Kolejne moje argumenty kwituje stwierdzeniem, że pełnomocnictwa nie przyjmie i umowy nie podpisze. Moja sytuacja jest dużo gorsza, bo on ma co do zasady rację. Nasza cesja to jest czynność o charakterze rozporządzającym (jej celem i bezpośrednim skutkiem jest przeniesienie, zniesienie lub obciążenie prawa majątkowego).
Tłumaczę, kolejny raz, że gdzieś tam jest dwulatek w zaawansowanym stadium raka. Nie wiem ile mu czasu zostało. Być może zabraknie mu właśnie tego tygodnia czy dwóch, o które nam się opóźni zawarcie umowy jeśli mamy czekać nim zorganizuję nowe pełnomocnictwo.
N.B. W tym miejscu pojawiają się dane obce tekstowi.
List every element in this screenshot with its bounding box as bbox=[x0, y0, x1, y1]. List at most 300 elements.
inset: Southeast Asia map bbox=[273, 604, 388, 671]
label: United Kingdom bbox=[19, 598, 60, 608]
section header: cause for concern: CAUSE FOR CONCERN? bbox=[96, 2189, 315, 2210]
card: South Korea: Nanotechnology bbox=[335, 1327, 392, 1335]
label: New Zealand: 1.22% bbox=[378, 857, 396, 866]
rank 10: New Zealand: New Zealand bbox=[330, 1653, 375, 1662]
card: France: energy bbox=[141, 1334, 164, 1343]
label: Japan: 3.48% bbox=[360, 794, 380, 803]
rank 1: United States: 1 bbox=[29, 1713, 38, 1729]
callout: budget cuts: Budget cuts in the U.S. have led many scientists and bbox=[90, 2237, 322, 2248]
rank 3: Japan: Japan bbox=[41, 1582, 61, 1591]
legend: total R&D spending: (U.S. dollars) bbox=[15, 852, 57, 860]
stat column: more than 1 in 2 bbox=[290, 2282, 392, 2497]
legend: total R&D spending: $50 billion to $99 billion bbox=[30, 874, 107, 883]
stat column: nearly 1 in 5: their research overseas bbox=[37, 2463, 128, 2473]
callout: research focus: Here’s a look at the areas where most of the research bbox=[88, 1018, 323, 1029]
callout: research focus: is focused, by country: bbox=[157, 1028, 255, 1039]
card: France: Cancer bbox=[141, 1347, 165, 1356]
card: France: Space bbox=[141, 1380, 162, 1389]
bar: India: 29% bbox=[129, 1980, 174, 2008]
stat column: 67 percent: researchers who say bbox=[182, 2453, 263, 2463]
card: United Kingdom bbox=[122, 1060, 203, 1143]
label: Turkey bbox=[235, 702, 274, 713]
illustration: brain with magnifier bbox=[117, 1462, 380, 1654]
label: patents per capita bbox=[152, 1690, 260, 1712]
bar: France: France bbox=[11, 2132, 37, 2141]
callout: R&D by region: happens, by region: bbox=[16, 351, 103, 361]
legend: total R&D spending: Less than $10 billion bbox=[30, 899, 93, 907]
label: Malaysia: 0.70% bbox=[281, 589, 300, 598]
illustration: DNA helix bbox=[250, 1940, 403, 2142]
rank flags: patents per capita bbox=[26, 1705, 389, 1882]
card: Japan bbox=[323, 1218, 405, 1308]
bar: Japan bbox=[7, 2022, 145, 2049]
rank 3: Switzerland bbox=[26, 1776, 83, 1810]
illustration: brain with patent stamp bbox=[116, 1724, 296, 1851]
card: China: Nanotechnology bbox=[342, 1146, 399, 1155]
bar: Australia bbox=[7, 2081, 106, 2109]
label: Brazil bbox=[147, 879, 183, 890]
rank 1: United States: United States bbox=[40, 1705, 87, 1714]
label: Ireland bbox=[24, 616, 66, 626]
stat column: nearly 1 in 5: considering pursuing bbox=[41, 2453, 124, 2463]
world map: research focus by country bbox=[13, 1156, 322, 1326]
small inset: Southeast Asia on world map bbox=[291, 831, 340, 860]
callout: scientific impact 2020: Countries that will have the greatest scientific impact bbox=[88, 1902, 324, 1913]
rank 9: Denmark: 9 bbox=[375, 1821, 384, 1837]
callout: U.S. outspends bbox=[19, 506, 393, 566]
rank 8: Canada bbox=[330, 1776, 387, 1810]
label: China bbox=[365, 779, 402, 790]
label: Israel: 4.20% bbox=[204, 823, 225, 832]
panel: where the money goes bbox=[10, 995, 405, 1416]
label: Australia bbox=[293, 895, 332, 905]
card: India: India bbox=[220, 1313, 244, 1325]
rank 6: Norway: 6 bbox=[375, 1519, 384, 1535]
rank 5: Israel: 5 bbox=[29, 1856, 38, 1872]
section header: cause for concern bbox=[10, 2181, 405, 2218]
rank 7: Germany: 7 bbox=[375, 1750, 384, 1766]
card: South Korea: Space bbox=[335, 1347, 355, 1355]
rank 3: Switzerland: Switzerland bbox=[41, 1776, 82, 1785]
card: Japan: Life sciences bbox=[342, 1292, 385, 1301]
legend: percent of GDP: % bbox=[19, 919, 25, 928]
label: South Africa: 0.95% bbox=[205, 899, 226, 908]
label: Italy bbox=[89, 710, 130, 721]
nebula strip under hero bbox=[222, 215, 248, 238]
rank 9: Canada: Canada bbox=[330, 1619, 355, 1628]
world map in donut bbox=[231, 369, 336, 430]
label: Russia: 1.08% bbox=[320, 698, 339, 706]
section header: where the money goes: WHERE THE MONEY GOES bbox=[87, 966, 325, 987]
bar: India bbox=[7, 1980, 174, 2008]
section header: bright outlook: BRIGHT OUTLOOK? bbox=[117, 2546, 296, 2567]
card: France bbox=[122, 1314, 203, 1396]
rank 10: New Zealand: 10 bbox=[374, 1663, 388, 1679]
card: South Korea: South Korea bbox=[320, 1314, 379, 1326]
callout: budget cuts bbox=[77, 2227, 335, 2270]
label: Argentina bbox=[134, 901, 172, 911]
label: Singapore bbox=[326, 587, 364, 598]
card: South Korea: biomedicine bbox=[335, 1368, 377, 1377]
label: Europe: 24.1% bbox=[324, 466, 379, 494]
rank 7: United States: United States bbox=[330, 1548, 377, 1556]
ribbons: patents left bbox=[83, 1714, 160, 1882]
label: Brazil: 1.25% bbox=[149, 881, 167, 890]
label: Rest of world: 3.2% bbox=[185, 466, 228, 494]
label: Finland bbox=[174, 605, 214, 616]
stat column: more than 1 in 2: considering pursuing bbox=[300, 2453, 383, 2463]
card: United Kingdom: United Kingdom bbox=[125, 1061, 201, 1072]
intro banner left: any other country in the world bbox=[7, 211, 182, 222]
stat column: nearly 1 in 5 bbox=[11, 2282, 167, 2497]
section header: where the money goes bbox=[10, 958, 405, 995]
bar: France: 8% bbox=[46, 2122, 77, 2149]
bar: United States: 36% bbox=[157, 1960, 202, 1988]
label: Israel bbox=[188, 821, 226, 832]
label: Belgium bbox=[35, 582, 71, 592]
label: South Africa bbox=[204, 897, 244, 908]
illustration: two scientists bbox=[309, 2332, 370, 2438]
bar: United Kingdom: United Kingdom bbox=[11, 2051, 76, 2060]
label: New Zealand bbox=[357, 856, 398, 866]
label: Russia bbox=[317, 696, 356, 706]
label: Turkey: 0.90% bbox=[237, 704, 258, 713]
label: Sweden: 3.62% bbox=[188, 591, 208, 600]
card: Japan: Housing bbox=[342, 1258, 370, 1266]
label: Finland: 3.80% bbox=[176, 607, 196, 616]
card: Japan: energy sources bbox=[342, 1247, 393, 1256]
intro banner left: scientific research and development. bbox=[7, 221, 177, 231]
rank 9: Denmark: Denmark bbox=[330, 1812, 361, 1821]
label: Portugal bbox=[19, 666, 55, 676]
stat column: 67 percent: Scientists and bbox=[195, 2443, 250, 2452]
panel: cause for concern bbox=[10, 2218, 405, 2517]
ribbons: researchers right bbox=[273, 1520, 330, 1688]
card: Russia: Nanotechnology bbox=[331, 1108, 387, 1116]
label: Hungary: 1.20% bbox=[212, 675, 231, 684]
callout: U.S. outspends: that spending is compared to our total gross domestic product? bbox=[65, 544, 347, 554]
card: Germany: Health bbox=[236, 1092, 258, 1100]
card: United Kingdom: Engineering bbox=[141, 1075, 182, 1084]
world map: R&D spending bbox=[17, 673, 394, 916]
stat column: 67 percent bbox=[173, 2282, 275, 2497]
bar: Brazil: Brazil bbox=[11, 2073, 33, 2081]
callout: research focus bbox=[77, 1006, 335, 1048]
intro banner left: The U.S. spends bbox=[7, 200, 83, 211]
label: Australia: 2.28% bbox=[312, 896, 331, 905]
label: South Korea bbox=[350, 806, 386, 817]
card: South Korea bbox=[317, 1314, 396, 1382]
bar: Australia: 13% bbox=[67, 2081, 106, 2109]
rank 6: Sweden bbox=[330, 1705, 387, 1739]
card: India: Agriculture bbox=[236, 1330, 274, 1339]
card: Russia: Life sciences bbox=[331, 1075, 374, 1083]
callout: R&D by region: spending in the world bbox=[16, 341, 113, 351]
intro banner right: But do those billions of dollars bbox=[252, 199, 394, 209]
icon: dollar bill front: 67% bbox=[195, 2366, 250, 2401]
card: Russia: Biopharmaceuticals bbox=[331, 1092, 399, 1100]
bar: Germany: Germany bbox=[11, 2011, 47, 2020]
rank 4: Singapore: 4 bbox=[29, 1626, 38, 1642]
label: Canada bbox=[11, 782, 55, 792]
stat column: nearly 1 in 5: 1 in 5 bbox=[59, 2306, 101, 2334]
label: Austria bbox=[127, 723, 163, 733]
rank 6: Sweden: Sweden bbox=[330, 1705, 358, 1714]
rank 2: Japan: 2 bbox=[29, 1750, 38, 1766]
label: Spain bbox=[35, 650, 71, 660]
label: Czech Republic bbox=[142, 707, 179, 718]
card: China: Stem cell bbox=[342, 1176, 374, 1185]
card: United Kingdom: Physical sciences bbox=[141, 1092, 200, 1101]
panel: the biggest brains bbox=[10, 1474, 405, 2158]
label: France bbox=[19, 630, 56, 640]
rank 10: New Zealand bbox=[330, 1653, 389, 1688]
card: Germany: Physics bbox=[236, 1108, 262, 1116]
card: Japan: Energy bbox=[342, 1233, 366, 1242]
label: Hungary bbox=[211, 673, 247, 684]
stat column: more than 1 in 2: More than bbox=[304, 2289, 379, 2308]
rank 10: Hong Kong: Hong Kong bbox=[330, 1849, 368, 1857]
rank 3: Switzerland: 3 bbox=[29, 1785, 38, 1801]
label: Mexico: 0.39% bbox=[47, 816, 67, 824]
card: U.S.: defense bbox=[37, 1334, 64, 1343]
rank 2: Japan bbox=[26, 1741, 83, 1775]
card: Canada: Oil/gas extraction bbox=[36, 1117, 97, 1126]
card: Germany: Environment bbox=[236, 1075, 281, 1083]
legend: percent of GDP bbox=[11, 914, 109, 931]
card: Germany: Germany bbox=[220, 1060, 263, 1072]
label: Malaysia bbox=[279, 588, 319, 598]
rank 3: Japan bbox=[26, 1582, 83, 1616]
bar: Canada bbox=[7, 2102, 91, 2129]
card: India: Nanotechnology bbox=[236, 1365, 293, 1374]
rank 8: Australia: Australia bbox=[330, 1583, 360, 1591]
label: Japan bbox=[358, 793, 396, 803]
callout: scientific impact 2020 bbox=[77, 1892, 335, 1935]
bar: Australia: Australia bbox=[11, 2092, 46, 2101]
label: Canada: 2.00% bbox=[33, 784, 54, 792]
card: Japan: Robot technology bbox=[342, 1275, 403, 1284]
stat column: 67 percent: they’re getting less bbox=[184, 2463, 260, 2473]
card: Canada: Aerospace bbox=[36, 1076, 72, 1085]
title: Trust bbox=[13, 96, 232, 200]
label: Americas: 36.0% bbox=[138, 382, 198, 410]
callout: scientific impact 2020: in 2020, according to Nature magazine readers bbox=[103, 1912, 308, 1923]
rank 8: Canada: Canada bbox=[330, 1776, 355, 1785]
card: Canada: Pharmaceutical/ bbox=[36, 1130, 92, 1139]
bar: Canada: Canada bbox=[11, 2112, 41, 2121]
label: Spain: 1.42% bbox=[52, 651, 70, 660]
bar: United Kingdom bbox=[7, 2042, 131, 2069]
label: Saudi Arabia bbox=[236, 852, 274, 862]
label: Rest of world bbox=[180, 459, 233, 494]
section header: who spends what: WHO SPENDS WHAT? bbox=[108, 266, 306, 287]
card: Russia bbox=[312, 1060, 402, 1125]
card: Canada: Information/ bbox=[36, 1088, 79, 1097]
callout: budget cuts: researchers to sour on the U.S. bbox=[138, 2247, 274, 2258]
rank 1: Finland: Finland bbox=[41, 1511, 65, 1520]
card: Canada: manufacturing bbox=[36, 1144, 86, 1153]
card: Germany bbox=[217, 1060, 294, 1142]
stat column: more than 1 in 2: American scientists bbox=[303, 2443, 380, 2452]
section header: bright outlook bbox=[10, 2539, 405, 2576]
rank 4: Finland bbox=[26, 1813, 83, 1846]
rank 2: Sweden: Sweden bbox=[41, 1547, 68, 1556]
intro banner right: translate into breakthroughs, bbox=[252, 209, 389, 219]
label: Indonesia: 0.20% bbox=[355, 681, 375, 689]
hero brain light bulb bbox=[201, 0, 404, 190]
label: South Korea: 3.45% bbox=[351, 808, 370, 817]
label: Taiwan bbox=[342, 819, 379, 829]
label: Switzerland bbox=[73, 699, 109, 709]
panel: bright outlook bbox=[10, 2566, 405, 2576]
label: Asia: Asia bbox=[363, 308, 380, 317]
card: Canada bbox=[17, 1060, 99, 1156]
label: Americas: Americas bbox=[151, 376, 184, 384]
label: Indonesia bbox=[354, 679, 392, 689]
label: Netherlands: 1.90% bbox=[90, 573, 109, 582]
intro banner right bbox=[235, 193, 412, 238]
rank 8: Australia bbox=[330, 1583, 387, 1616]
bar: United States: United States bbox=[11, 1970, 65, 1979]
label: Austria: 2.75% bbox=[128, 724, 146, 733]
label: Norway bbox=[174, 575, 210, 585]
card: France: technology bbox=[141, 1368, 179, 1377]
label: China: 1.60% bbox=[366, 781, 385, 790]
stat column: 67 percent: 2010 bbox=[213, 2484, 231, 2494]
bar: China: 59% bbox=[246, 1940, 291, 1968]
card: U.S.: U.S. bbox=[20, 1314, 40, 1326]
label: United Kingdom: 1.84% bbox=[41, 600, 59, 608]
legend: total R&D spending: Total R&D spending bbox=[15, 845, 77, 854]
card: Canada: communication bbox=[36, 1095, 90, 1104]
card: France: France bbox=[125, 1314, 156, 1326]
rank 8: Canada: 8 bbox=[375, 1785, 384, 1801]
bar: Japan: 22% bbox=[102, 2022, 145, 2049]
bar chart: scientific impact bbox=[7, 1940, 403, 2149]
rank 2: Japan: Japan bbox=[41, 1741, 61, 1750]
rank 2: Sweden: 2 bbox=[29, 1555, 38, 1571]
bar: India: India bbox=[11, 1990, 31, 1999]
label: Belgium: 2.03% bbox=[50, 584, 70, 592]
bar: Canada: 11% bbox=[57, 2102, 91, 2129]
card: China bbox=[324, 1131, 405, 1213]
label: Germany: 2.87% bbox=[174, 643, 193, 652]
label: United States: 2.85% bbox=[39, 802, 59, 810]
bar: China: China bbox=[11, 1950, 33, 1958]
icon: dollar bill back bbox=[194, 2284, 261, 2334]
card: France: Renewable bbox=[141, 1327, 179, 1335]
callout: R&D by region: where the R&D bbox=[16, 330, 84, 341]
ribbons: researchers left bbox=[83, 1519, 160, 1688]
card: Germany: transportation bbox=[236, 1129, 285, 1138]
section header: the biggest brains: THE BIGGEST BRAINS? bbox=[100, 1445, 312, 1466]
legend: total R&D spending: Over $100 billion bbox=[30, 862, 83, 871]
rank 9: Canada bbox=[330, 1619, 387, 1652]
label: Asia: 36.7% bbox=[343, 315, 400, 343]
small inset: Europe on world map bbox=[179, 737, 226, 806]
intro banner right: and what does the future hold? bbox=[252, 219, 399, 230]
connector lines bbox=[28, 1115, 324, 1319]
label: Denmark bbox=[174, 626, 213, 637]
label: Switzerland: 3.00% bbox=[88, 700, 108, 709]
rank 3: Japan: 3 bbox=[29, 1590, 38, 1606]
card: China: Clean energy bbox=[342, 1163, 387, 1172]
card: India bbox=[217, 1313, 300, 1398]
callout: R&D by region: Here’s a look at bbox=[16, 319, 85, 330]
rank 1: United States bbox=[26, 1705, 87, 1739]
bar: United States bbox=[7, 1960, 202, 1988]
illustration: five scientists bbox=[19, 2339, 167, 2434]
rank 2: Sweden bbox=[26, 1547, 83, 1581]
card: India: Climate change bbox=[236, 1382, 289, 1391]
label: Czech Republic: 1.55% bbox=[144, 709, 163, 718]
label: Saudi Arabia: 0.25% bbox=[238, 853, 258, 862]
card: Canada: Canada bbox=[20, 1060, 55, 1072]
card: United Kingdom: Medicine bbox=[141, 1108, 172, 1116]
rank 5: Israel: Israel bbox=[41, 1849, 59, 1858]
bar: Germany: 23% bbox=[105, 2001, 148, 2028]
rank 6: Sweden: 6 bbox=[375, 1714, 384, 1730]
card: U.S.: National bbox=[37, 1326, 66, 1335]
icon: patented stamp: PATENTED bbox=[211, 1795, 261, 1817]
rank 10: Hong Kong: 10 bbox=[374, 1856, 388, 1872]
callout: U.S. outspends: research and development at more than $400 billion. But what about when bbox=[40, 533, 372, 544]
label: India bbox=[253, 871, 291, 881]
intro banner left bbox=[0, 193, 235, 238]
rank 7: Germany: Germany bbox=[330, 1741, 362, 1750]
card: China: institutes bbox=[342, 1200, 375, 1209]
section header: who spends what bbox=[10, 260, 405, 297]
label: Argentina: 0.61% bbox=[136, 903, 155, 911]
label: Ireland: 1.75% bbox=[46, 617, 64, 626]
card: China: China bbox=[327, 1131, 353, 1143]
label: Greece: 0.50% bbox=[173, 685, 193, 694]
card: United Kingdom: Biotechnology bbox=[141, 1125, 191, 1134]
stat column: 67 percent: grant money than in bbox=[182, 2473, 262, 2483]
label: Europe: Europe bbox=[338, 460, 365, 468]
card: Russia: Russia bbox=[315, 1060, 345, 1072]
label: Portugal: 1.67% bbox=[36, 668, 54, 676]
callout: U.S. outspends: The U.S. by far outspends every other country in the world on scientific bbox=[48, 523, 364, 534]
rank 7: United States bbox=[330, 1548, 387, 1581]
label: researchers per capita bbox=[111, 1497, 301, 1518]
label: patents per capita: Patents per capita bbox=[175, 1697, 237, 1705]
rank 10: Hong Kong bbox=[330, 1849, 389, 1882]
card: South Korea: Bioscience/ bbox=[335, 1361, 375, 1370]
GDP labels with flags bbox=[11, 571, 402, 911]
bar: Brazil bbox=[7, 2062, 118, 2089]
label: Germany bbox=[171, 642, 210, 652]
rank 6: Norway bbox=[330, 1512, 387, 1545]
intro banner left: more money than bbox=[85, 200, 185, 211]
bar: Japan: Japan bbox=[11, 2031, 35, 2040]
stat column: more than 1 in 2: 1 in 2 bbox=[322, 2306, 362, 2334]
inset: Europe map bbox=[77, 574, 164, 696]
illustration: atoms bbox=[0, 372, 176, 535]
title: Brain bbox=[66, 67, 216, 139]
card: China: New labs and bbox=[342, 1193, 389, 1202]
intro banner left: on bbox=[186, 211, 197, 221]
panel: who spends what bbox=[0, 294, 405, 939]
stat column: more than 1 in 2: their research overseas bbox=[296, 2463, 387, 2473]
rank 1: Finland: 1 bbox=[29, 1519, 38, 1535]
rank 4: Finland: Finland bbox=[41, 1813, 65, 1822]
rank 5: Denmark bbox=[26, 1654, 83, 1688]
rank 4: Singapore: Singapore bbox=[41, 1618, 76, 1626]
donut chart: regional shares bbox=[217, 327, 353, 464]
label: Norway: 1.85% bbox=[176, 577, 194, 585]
Pan mecenas jest nieugięty. Jest prawnikiem. Dobrym. Prowadzi wiele spraw sądowych. I nie ma powodu żeby się wycofał. Ma rację. Ja nie. Udzielając tego pełnomocnictwa ktoś kiedyś przeoczył to, że w Polsce są czynności prawne o różnym skutku, a jedna umowa nie równa się innej umowie. Obie nazywają się umowami, a skutek jest inny.
Rozmowa kończy się tym, że proszę kolejny raz o zmianę stanowiska i rozpoczęcie podpisywania. Obiecuję, że pełnomocnictwo zorganizujemy i doślemy. Pan mecenas pozostaje nieugięty. Wszystko lege artis.
EFEKT WOW
Odkładam słuchawkę i w tym momencie mam efekt wow. Kompletnie idiotyczny moment. Człowieczeństwo. W tej całej dyskusji o tym czy sztuczna inteligencja zastąpi prawników czy nie ani jedna osoba. ANI JEDNA. Nie podniosła argumentu człowieczeństwa. W ogóle to nikomu do głowy nie przyszło. Sztuczna inteligencja będzie negocjowała logicznie i idealnie zgodnie z przepisami. Nie wycofa się, nie pójdzie na żadne kompromis. Nie okaże miłosierdzia. Będzie o niebo bardziej nieustępliwa niż pani mecenas z dużego miasta czy mój pan mecenas. Będzie najwybitniejszym z wybitnych prawników skazanym na sukces. Rozumiem, że to nikomu nie przeszkadza. Bardziej jakoś wszyscy zmartwieni tym, że AI ma potencjał odebrania komuś to bycie wybitnym prawnikiem sukcesu.
I to jest dopiero temat do przemyśleń i dyskusji.
Pozdrawiam, Prawstoria
P.S. Historia z pełnomocnictwem zakończyła się dobrze. Nie wiem jakim cudem, ale w nocy udało się złapać jednego z ważnych wiceprezesów i wytłumaczyć dlaczego pełnomocnictwo trzeba zmienić i to natychmiast. Rano pan mecenas zmienione przyjął, a jeszcze wcześniej, nie wiedząc o tym nowym pełnomocnictwie, wczesnym rankiem zgodził się na podpisanie umowy nawet gdyby miało być dosłane później. I to jest pozytywne. Człowieczeństwo prawnika jednak czasem się gdzieś przedziera przez zarośla sukcesu.